Can*Con 2018: Anatomy of a Convention
Last night, I stumbled back into my flat and I slept hard. Head hit the pillow, lights went out. For ten glorious hours, I was submerged in deep, (mostly) dreamless sleep.
See, it was Can*Con this weekend.
I’ve talked about Can*Con before. It’s a SFF convention in Ottawa, and my favourite con by far. This year was no exception. It felt like the platonic ideal of cons.
Good professional things happened. My workshop went really well. I spent time with dear friends. I scored some sweet stuff in the dealers’ room. Fun food expeditions were had.
I could ramble on about how great the weekend was, and leave it at that. But I want to take a moment to dissect why Can*Con works.
Can*Con was inaugurated in the nineties. After going on hiatus for a time, it was resurrected by Derek Künsken (who just released his debut novel, THE QUANTUM MAGICIAN!). He currently co-chairs the con with my pal Marie Bilodeau. The Ottawa writers’ community is lovely and vibrant, and most of them are involved in the con on some level, whether on the programming or corporate teams.

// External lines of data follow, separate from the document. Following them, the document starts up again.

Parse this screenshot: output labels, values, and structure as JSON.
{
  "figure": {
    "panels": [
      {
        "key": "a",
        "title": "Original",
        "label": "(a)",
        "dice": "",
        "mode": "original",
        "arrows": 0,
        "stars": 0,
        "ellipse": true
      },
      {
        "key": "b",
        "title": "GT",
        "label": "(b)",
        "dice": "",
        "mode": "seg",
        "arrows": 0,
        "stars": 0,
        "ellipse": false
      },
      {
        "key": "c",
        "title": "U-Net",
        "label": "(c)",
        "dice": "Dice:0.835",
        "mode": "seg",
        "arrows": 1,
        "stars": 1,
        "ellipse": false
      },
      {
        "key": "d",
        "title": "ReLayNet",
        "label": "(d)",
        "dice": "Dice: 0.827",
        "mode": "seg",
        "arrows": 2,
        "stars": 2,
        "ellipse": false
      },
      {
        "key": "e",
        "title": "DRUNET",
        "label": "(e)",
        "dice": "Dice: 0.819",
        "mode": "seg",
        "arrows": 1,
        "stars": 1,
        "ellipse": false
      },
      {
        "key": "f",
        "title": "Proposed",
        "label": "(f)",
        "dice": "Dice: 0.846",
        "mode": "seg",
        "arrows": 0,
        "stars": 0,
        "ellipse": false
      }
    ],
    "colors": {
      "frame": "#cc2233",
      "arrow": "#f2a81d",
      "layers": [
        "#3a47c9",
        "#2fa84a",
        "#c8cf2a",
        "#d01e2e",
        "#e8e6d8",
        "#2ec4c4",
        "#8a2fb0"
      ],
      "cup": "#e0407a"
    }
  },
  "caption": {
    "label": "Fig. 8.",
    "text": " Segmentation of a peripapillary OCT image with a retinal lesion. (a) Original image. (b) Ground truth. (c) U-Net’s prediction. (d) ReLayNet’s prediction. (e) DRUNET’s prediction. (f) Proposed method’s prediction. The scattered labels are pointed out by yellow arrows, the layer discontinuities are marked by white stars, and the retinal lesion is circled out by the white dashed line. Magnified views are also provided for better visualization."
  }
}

So what makes this a good con?
When a con attempts everything, it ends up with nothing. Cosplay, media, literature, gaming, science, and history attract different audiences and need different skills. Spreading yourself thin to hit them all dilutes the con’s purpose. Some cons fragment into self-contained enclaves; others just end up feeling watered-down, and can’t progress beyond surface-level skimming of their topics.

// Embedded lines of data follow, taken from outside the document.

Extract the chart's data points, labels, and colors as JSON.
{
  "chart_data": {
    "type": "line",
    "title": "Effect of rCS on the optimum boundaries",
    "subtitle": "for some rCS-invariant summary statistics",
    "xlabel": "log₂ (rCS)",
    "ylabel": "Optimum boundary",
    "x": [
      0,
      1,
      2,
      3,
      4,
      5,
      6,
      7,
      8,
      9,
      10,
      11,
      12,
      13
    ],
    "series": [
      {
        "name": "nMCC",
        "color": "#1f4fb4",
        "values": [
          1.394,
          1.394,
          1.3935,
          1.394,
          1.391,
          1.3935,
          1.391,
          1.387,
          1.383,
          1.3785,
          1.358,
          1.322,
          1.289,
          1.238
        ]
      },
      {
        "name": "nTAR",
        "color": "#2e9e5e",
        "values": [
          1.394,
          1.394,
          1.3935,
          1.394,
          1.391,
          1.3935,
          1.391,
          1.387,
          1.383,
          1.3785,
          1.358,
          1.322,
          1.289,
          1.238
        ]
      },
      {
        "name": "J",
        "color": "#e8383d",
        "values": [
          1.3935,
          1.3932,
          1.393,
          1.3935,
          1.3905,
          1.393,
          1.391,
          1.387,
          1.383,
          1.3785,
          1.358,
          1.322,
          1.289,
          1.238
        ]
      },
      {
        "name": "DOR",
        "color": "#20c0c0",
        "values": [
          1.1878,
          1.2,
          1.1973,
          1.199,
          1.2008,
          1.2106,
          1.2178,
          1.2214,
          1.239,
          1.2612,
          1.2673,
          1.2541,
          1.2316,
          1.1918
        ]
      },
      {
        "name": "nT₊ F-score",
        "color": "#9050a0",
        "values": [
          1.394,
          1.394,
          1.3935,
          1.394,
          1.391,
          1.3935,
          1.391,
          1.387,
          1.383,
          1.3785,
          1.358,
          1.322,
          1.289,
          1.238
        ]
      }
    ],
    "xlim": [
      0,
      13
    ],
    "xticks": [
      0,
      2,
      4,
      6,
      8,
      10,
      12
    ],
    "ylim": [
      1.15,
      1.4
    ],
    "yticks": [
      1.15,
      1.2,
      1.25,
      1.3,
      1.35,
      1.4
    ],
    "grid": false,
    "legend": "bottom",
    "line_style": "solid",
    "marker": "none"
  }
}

Can*Con has two main focuses: literature and science.
There are some history panels, of course, and I taught a podcasting workshop. The focuses allow some room to breathe, but all programming aligns with that basic mandate.
Accessibility and inclusivity aren’t after-thoughts. They are incorporated into planning from the outset. There is also a designated Accessibility Coordinator.

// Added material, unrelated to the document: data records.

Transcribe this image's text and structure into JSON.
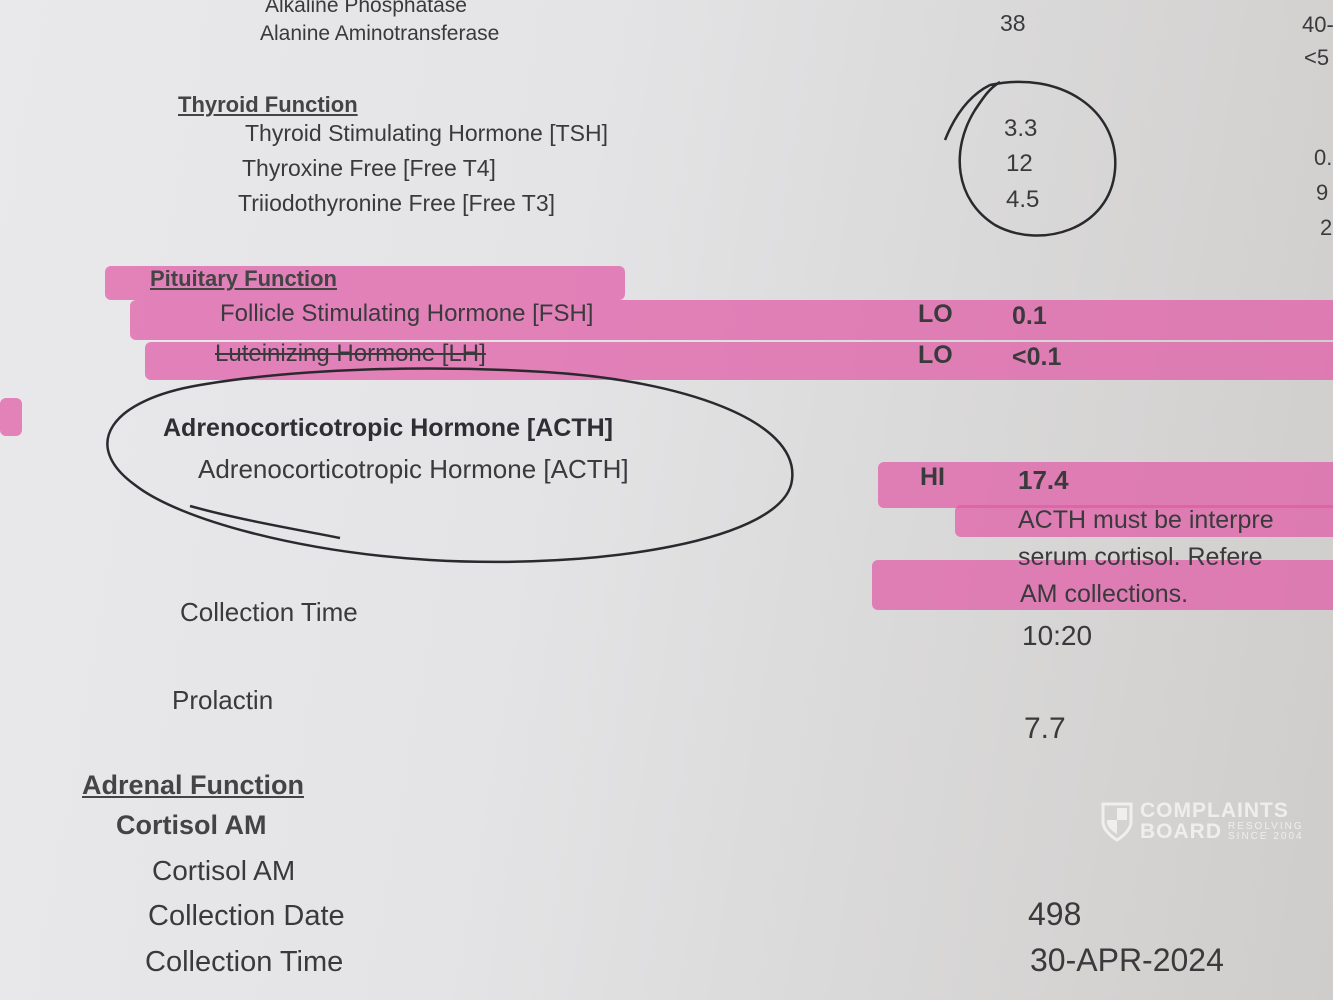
{
  "liver": {
    "rows": [
      {
        "name": "Alkaline Phosphatase",
        "value": "",
        "range": "40-"
      },
      {
        "name": "Alanine Aminotransferase",
        "value": "38",
        "range": "<5"
      }
    ]
  },
  "thyroid": {
    "heading": "Thyroid Function",
    "rows": [
      {
        "name": "Thyroid Stimulating Hormone [TSH]",
        "value": "3.3",
        "range": ""
      },
      {
        "name": "Thyroxine Free [Free T4]",
        "value": "12",
        "range": "0."
      },
      {
        "name": "Triiodothyronine Free [Free T3]",
        "value": "4.5",
        "range": "9"
      }
    ],
    "extra_range": "2"
  },
  "pituitary": {
    "heading": "Pituitary Function",
    "rows": [
      {
        "name": "Follicle Stimulating Hormone [FSH]",
        "flag": "LO",
        "value": "0.1"
      },
      {
        "name": "Luteinizing Hormone [LH]",
        "flag": "LO",
        "value": "<0.1"
      }
    ]
  },
  "acth": {
    "heading": "Adrenocorticotropic Hormone [ACTH]",
    "name": "Adrenocorticotropic Hormone [ACTH]",
    "flag": "HI",
    "value": "17.4",
    "note_lines": [
      "ACTH must be interpre",
      "serum cortisol.  Refere",
      "AM collections."
    ],
    "collection_time_label": "Collection Time",
    "collection_time": "10:20"
  },
  "prolactin": {
    "name": "Prolactin",
    "value": "7.7"
  },
  "adrenal": {
    "heading": "Adrenal Function",
    "subheading": "Cortisol AM",
    "rows": [
      {
        "name": "Cortisol AM",
        "value": "498"
      },
      {
        "name": "Collection Date",
        "value": "30-APR-2024"
      },
      {
        "name": "Collection Time",
        "value": ""
      }
    ]
  },
  "watermark": {
    "line1": "COMPLAINTS",
    "line2": "BOARD",
    "tag1": "RESOLVING",
    "tag2": "SINCE 2004"
  },
  "colors": {
    "highlighter": "#e05aa6",
    "ink": "#2a2a2e",
    "paper": "#e6e6e8"
  }
}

Pronoun stickers for badges, a dealers’ room designed with mobility in mind, all-gender washroom availability, a quiet room, accessibility seating in programming rooms—these are all givens. Accessibility and inclusivity are non-negotiables.
Is it perfect? Of course not. But identified shortfalls are met with commitment to refining and improving—not denial and shirking of responsibility.
Get the Right People
Convention teams need a carefully curated mix of personalities and skills sets. After all—those personalities and skill sets become the con.
It’s a diverse group, but there is a common factor: commitment to the convention’s mission and values. Without that, you’ve got no coherency in your team, which translates to no coherency in the con either.
Just a little bit. Every con has a personality—which in turn influences the audience it attracts. Author and storyteller (and my friend) Nicole Lavigne describes Can*Con as “the little con that does.”
At this point, it’s the best game in eastern Canada. And it got there partly by saying it was. It’s a bit like performer A.E. Shapera pointed out…if you claim you’re famous, eventually people make you so.
Commitment to Harassment Policies
Again, there are always procedures to refine and improvements to make.
But the commitment to upholding the current code of conduct is total and absolute.
End of story.
It takes a lot to make a convention. It takes even more to make a convention work. As I reflect back on the weekend, I keep coming back to this:
A convention is its community.
I feel very fortunate to call this community—and this con—my friends.
What I’m Listening to this Week
Ēriks Ešenvalds’ wonderful piece, “Northern Lights.” It starts with a Latvian folksong, and then changes to the writings of American explorer Charles Francis Hall, set to music. The piece reminds me very much of The Flying Dutchman.